Many companies shy away from this because they tend to approach their identity on a surface level. They rarely take a deep look inside, tell the honest truth, admit to mistakes, learn from them, and strive to improve.”

– Georgiana Ghiciuc, CEO & founder of EmployerBranding.Tech

#6 Matching candidate wants with organizational needs 

Candidate experience impacts the way external candidates perceive a company; a perception that builds up following multiple candidate-company interactions, ultimately shaping the employer brand. Whether good, bad, or neutral, your reputation as an employer draws candidates in or out of your recruiting funnel. In this context, a strong employer brand can drastically increase retention, reducing employee turnover by nearly 28%

How candidates are treated reflects upon how employees are treated. If you’re not dedicated to creating a positive first impression, you won’t be able to transform candidates into new employees. Sadly, this wasn’t the case for 2023, at least in tech. Rather than being candidate-centric, 2023 was candidate-static, and the anticipated Great Retention trend of 2022 became the Great Stagnation throughout 2023.


There are two critical parts of the employee journey that organizations still fail to master – onboarding & offboarding. Research by Gallup mentions that only 12% of employees say their organizations have a proper onboarding process in place, and 33% would leave their job following a negative experience. And it’s safe to say that 2023 was plagued with negativity. 

The key to matching candidate wants with organizational needs begins internally. We anticipate that 2024 will have a greater focus on the entire employee lifecycle, from onboarding to offboarding. Successful employee onboarding/offboarding is dynamic, and it’s time to accept that one-size-fits-all methodologies won’t help with retention in the long term. 

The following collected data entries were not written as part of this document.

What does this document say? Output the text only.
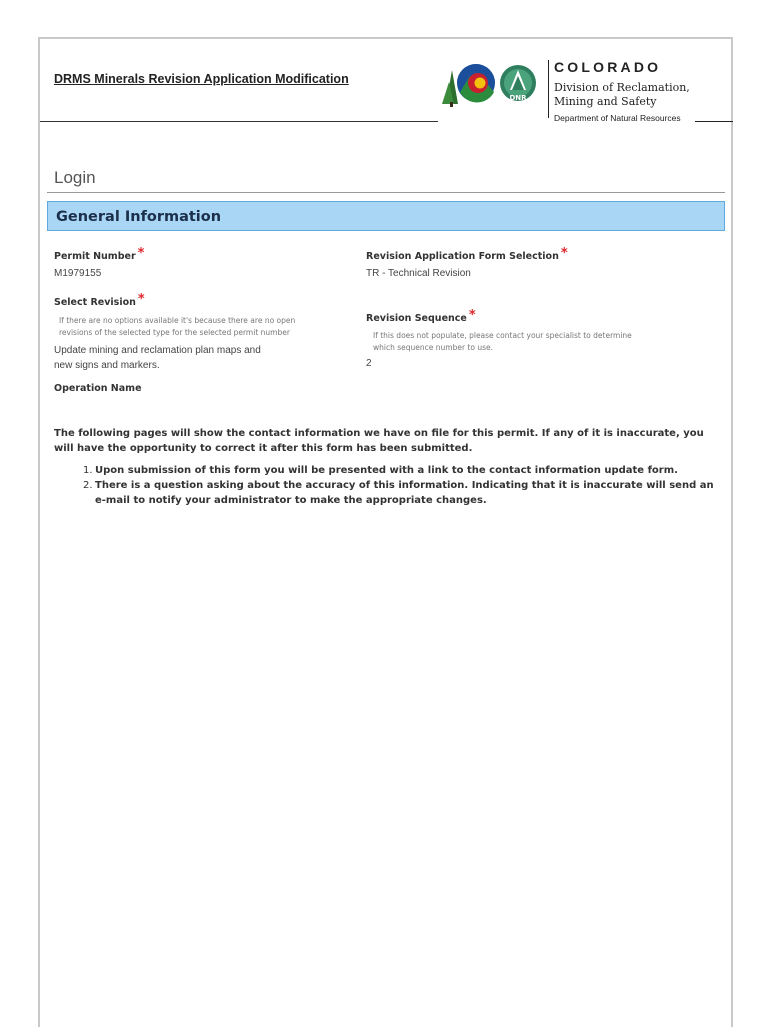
DRMS Minerals Revision Application Modification
DNR
COLORADO
Division of Reclamation,
Mining and Safety
Department of Natural Resources
Login
General Information
Permit Number *
M1979155
Revision Application Form Selection *
TR - Technical Revision
Select Revision *
If there are no options available it's because there are no open
revisions of the selected type for the selected permit number
Update mining and reclamation plan maps and
new signs and markers.
Revision Sequence *
If this does not populate, please contact your specialist to determine
which sequence number to use.
2
Operation Name
The following pages will show the contact information we have on file for this permit. If any of it is inaccurate, you will have the opportunity to correct it after this form has been submitted.
1. Upon submission of this form you will be presented with a link to the contact information update form.
2. There is a question asking about the accuracy of this information. Indicating that it is inaccurate will send an e-mail to notify your administrator to make the appropriate changes.
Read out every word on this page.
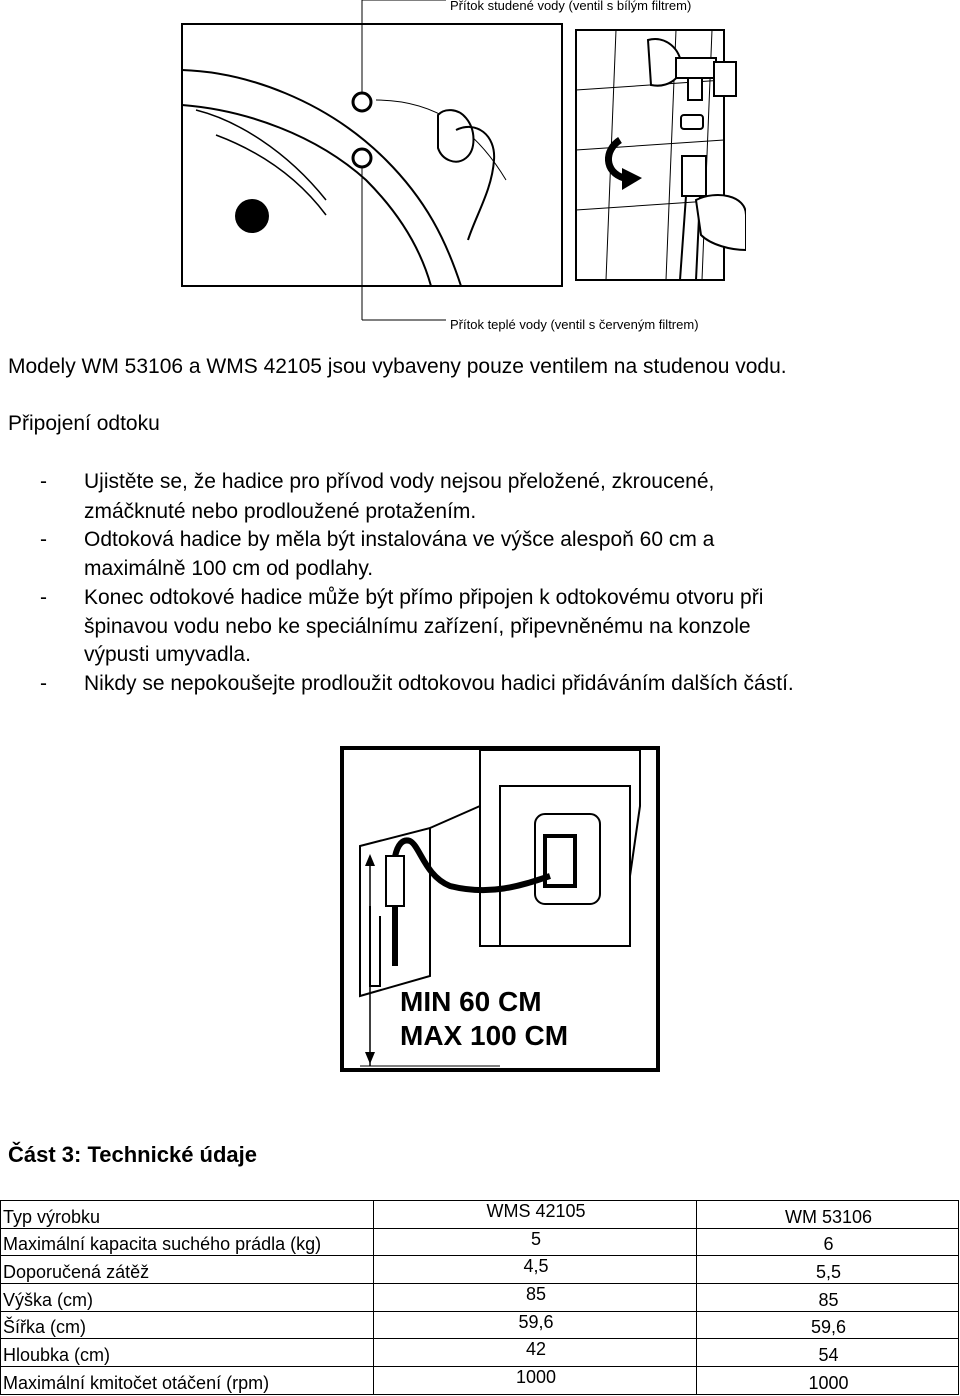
Přítok studené vody (ventil s bílým filtrem)
Přítok teplé vody (ventil s červeným filtrem)
Modely WM 53106 a WMS 42105 jsou vybaveny pouze ventilem na studenou vodu.
Připojení odtoku
- Ujistěte se, že hadice pro přívod vody nejsou přeložené, zkroucené,
zmáčknuté nebo prodloužené protažením.
- Odtoková hadice by měla být instalována ve výšce alespoň 60 cm a
maximálně 100 cm od podlahy.
- Konec odtokové hadice může být přímo připojen k odtokovému otvoru při
špinavou vodu nebo ke speciálnímu zařízení, připevněnému na konzole
výpusti umyvadla.
- Nikdy se nepokoušejte prodloužit odtokovou hadici přidáváním dalších částí.
MIN 60 CM
MAX 100 CM
Část 3: Technické údaje
Typ výrobku	WMS 42105	WM 53106
Maximální kapacita suchého prádla (kg)	5	6
Doporučená zátěž	4,5	5,5
Výška (cm)	85	85
Šířka (cm)	59,6	59,6
Hloubka (cm)	42	54
Maximální kmitočet otáčení (rpm)	1000	1000
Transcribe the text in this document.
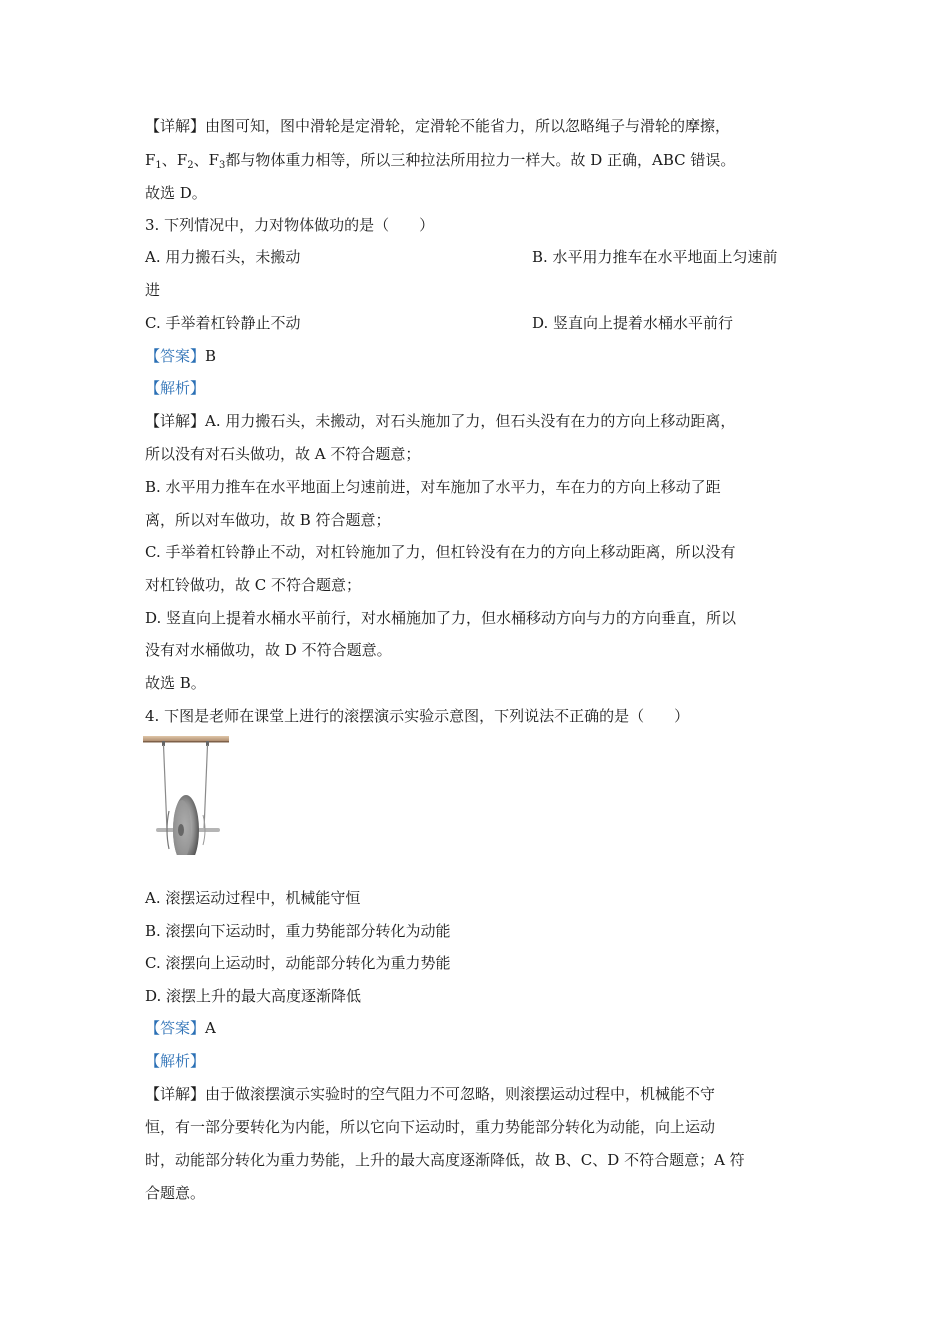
【详解】由图可知，图中滑轮是定滑轮，定滑轮不能省力，所以忽略绳子与滑轮的摩擦，
$F_1$、$F_2$、$F_3$都与物体重力相等，所以三种拉法所用拉力一样大。故 D 正确，ABC 错误。
故选 D。
3. 下列情况中，力对物体做功的是（　　）
A. 用力搬石头，未搬动	B. 水平用力推车在水平地面上匀速前
进
C. 手举着杠铃静止不动	D. 竖直向上提着水桶水平前行
【答案】B
【解析】
【详解】A. 用力搬石头，未搬动，对石头施加了力，但石头没有在力的方向上移动距离，
所以没有对石头做功，故 A 不符合题意；
B. 水平用力推车在水平地面上匀速前进，对车施加了水平力，车在力的方向上移动了距
离，所以对车做功，故 B 符合题意；
C. 手举着杠铃静止不动，对杠铃施加了力，但杠铃没有在力的方向上移动距离，所以没有
对杠铃做功，故 C 不符合题意；
D. 竖直向上提着水桶水平前行，对水桶施加了力，但水桶移动方向与力的方向垂直，所以
没有对水桶做功，故 D 不符合题意。
故选 B。
4. 下图是老师在课堂上进行的滚摆演示实验示意图，下列说法不正确的是（　　）
A. 滚摆运动过程中，机械能守恒
B. 滚摆向下运动时，重力势能部分转化为动能
C. 滚摆向上运动时，动能部分转化为重力势能
D. 滚摆上升的最大高度逐渐降低
【答案】A
【解析】
【详解】由于做滚摆演示实验时的空气阻力不可忽略，则滚摆运动过程中，机械能不守
恒，有一部分要转化为内能，所以它向下运动时，重力势能部分转化为动能，向上运动
时，动能部分转化为重力势能，上升的最大高度逐渐降低，故 B、C、D 不符合题意；A 符
合题意。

A top priority companies have for the next year is retention of current people and focus on strengthening internal employer branding initiatives. To do that successfully, onboarding needs to be customized per role, or at the very least, role cluster. Believe it or not, 71% of organizations don’t have an official offboarding process in place, although 87% of HR professionals believe that it matters just as much as onboarding. What organizations still fail to understand (and hopefully will change next year) is that if it’s not meant to be, it’s not meant to be NOW.

Closing thoughts

Trends and predictions aside, 2024 in employer branding will be about working with what you already have to improve your existing culture, whether it’s good, bad or neutral. Regardless of budget cuts, economic uncertainty, or additional trends impacting the job market, it’s worth remembering that  “organizations are not ethereal, foreign, distinct organisms that live in secluded spaces where people go to get paid every month. NO! An organization is a sum of individuals and every organization is as strong as its weakest member”

With that thought in mind, let us remember that all the resources we need to build a strong employer brand in 2024 already exist. Those resources are your people, and all of them want you to listen more to what truly hurts them (or makes them happy). It could be money, but it could be so much more than that. Unless questions are addressed and trust is offered with open arms, no employer brand can be truly honest.